Damien Fontvieille, Le clan Bochetel. Au service de la couronne de France (XVe-XVIIe siècle),  Paris, Ecole Nationale des Chartes, à paraître en décembre 2022.

Autour des premiers secrétaires d'État, apparus en 1547, se forme un clan de pouvoir composé de familles alliées, dont les membres exercent les plus hautes charges sous les Valois. Ces familles ont émergé au xve siècle, d'abord au service des princes dans le Val de Loire, avant de s’agréger, à la Renaissance, par les alliances matrimoniales des enfants de Guillaume Bochetel. Ainsi liées entre-elles, ces familles de robins en ascension, les L’Aubespine, les Bourdin, les Morvillier notamment, à leur tour ont apporté leurs propres alliés, comme les Neufville ou les Brulart. Le clan se délite progressivement à l’orée du XVIIe siècle, laissant pour héritier politique Villeroy, secrétaire d’État de Charles IX à Louis XIII.

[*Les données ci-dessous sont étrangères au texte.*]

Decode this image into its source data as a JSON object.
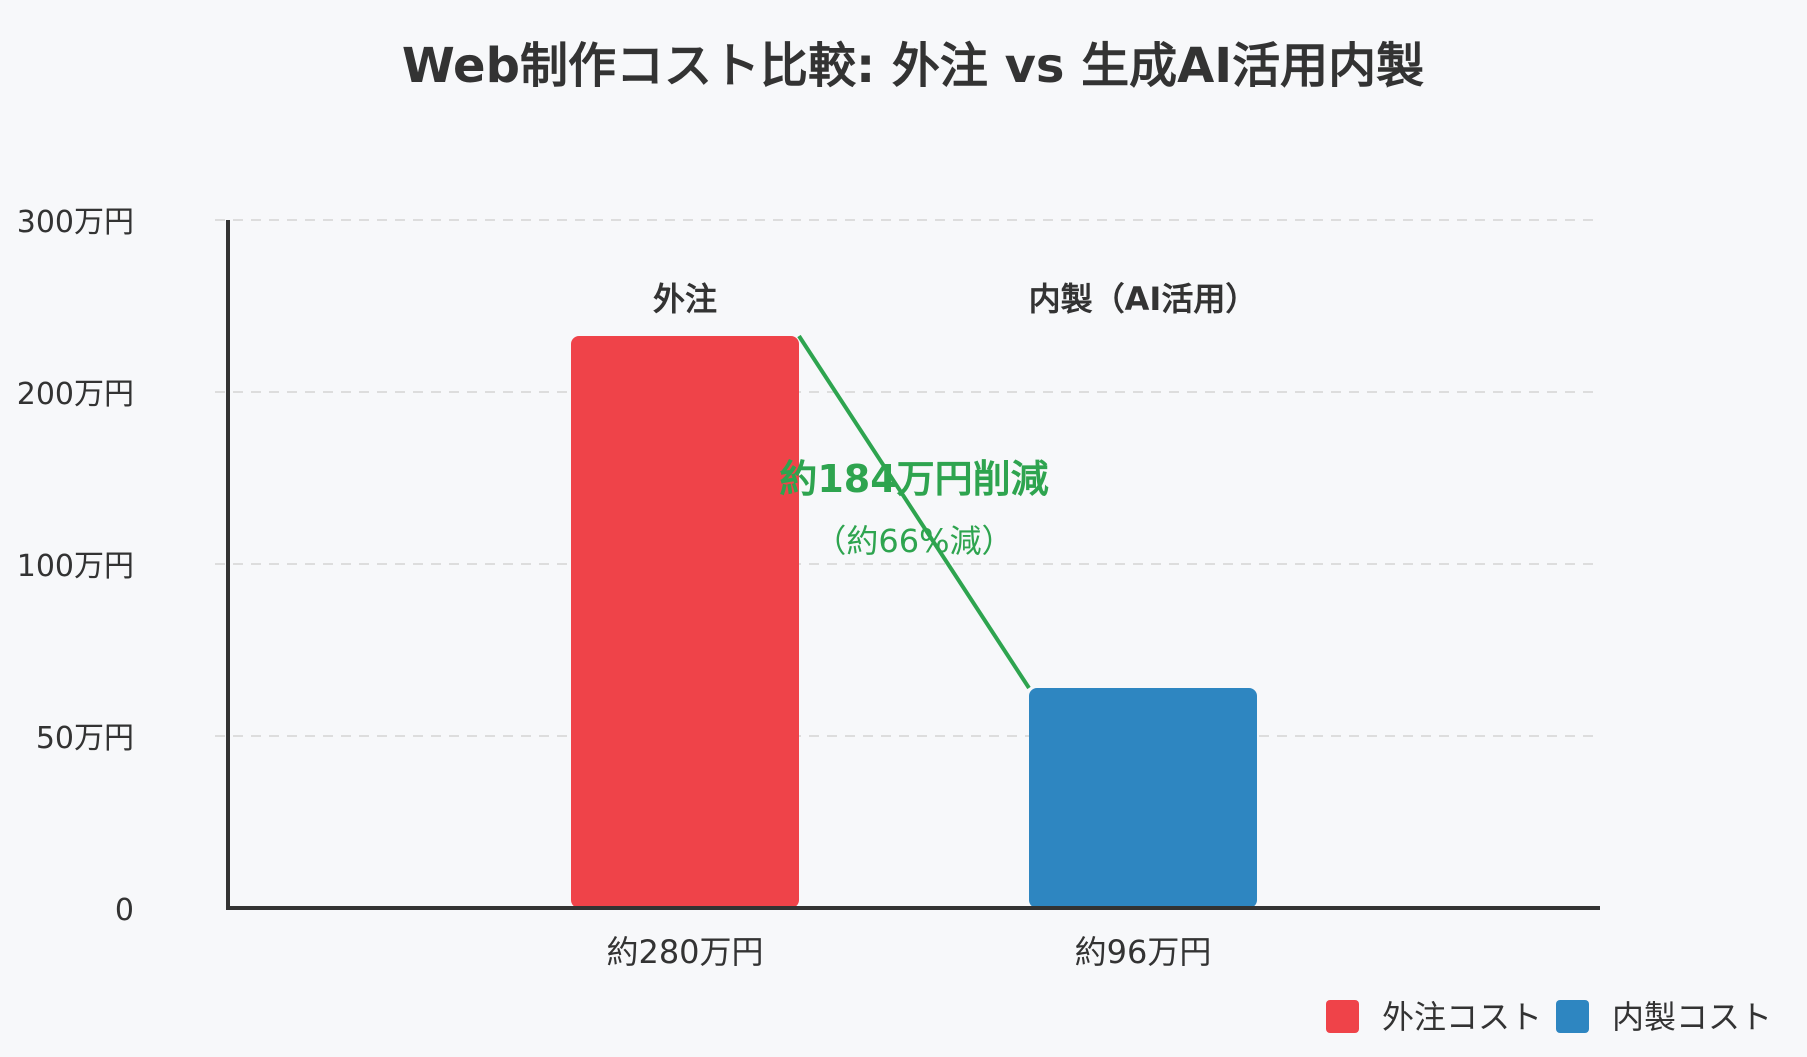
{
  "chart_data": {
    "type": "bar",
    "title": "Web制作コスト比較: 外注 vs 生成AI活用内製",
    "categories": [
      "外注",
      "内製（AI活用）"
    ],
    "value_labels": [
      "約280万円",
      "約96万円"
    ],
    "values": [
      280,
      96
    ],
    "colors": [
      "#ef4349",
      "#2e86c1"
    ],
    "y_ticks": [
      {
        "value": 0,
        "label": "0"
      },
      {
        "value": 50,
        "label": "50万円"
      },
      {
        "value": 100,
        "label": "100万円"
      },
      {
        "value": 200,
        "label": "200万円"
      },
      {
        "value": 300,
        "label": "300万円"
      }
    ],
    "grid": true,
    "legend": {
      "position": "bottom-right",
      "items": [
        {
          "label": "外注コスト",
          "color": "#ef4349"
        },
        {
          "label": "内製コスト",
          "color": "#2e86c1"
        }
      ]
    },
    "annotation": {
      "main": "約184万円削減",
      "sub": "（約66%減）",
      "color": "#2ea44f"
    }
  }
}
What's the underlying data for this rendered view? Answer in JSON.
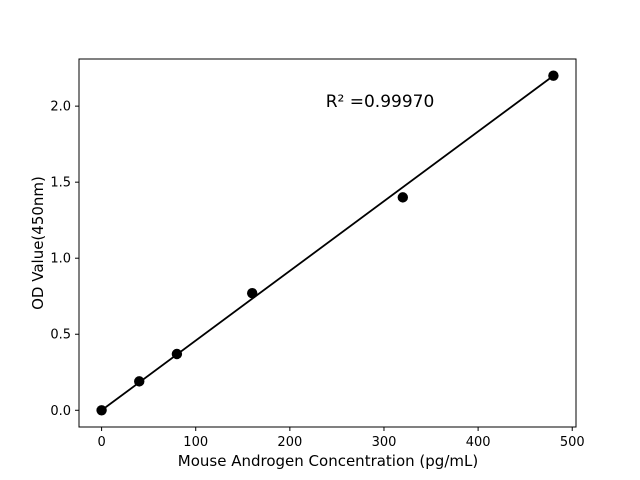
{
  "chart_data": {
    "type": "scatter",
    "title": "",
    "xlabel": "Mouse Androgen Concentration (pg/mL)",
    "ylabel": "OD Value(450nm)",
    "annotation": "R² =0.99970",
    "x": [
      0,
      40,
      80,
      160,
      320,
      480
    ],
    "y": [
      0.0,
      0.19,
      0.37,
      0.77,
      1.4,
      2.2
    ],
    "fit_line": {
      "x": [
        0,
        480
      ],
      "y": [
        0.0,
        2.2
      ]
    },
    "xticks": [
      "0",
      "100",
      "200",
      "300",
      "400",
      "500"
    ],
    "yticks": [
      "0.0",
      "0.5",
      "1.0",
      "1.5",
      "2.0"
    ],
    "xlim": [
      -24,
      504
    ],
    "ylim": [
      -0.11,
      2.31
    ],
    "grid": false,
    "legend": "none",
    "marker_color": "#000000",
    "line_color": "#000000",
    "frame_color": "#000000",
    "background": "#ffffff"
  }
}
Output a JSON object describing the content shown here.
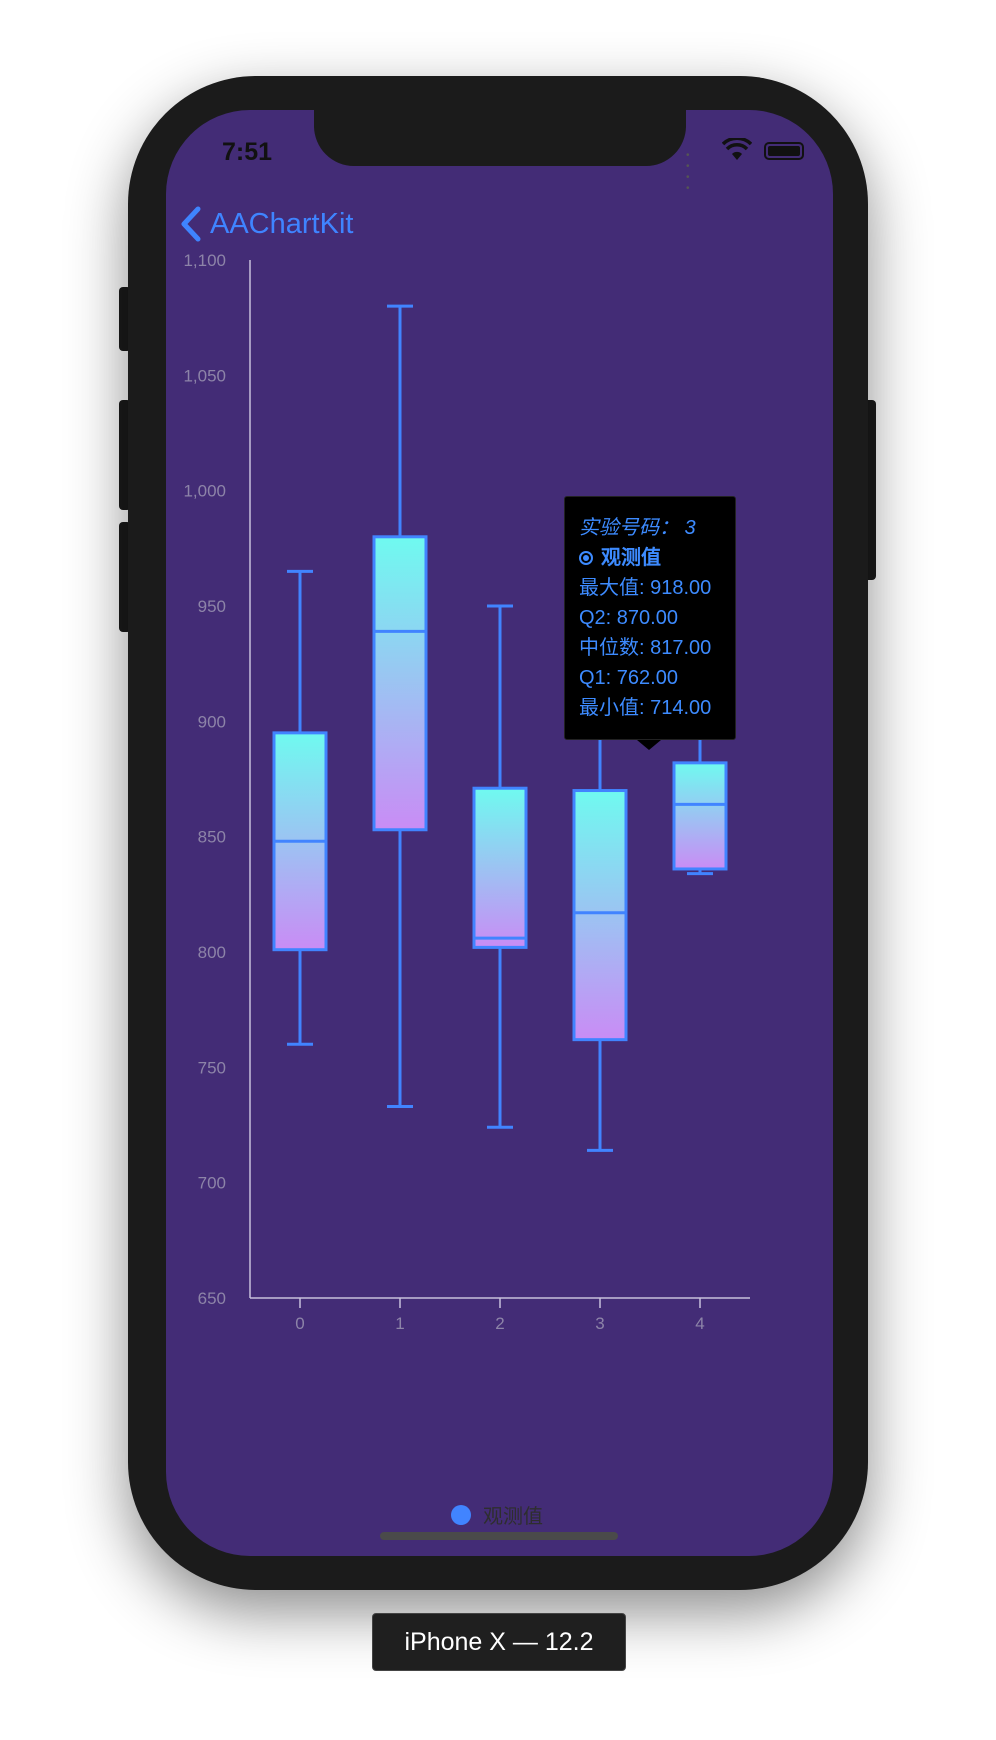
{
  "device_label": "iPhone X — 12.2",
  "status_bar": {
    "time": "7:51"
  },
  "nav": {
    "back_label": "AAChartKit"
  },
  "colors": {
    "background": "#432c76",
    "accent": "#4184ff",
    "gradient_top": "#6ffaf0",
    "gradient_bottom": "#c98cf5"
  },
  "chart_data": {
    "type": "boxplot",
    "title": "",
    "xlabel": "",
    "ylabel": "",
    "ylim": [
      650,
      1100
    ],
    "y_ticks": [
      "650",
      "700",
      "750",
      "800",
      "850",
      "900",
      "950",
      "1,000",
      "1,050",
      "1,100"
    ],
    "categories": [
      "0",
      "1",
      "2",
      "3",
      "4"
    ],
    "grid": false,
    "legend": "bottom-center",
    "series": [
      {
        "name": "观测值",
        "boxes": [
          {
            "low": 760,
            "q1": 801,
            "median": 848,
            "q3": 895,
            "high": 965
          },
          {
            "low": 733,
            "q1": 853,
            "median": 939,
            "q3": 980,
            "high": 1080
          },
          {
            "low": 724,
            "q1": 802,
            "median": 806,
            "q3": 871,
            "high": 950
          },
          {
            "low": 714,
            "q1": 762,
            "median": 817,
            "q3": 870,
            "high": 918
          },
          {
            "low": 834,
            "q1": 836,
            "median": 864,
            "q3": 882,
            "high": 910
          }
        ]
      }
    ],
    "tooltip": {
      "title": "实验号码： 3",
      "series_name": "观测值",
      "lines": [
        "最大值: 918.00",
        "Q2: 870.00",
        "中位数: 817.00",
        "Q1: 762.00",
        "最小值: 714.00"
      ]
    }
  }
}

Le clan Bochetel, marqué par une forte solidarité et l’importance des liens du sang, illustre le fonctionnement de la monarchie française de la première modernité, qui compte sur les réseaux de serviteurs à la fois pour l’exercice des charges et pour assurer l’exécution de ses ordres dans les provinces où ces familles ont conservé des alliés. Hommes et femmes du clan partagent une identité sociale particulière, entre haute robe cultivée et noblesse. Ils sont un miroir des transformations de la monarchie française à l’époque moderne qui évolue entre État domestique et naissance d’une administration expérimentée.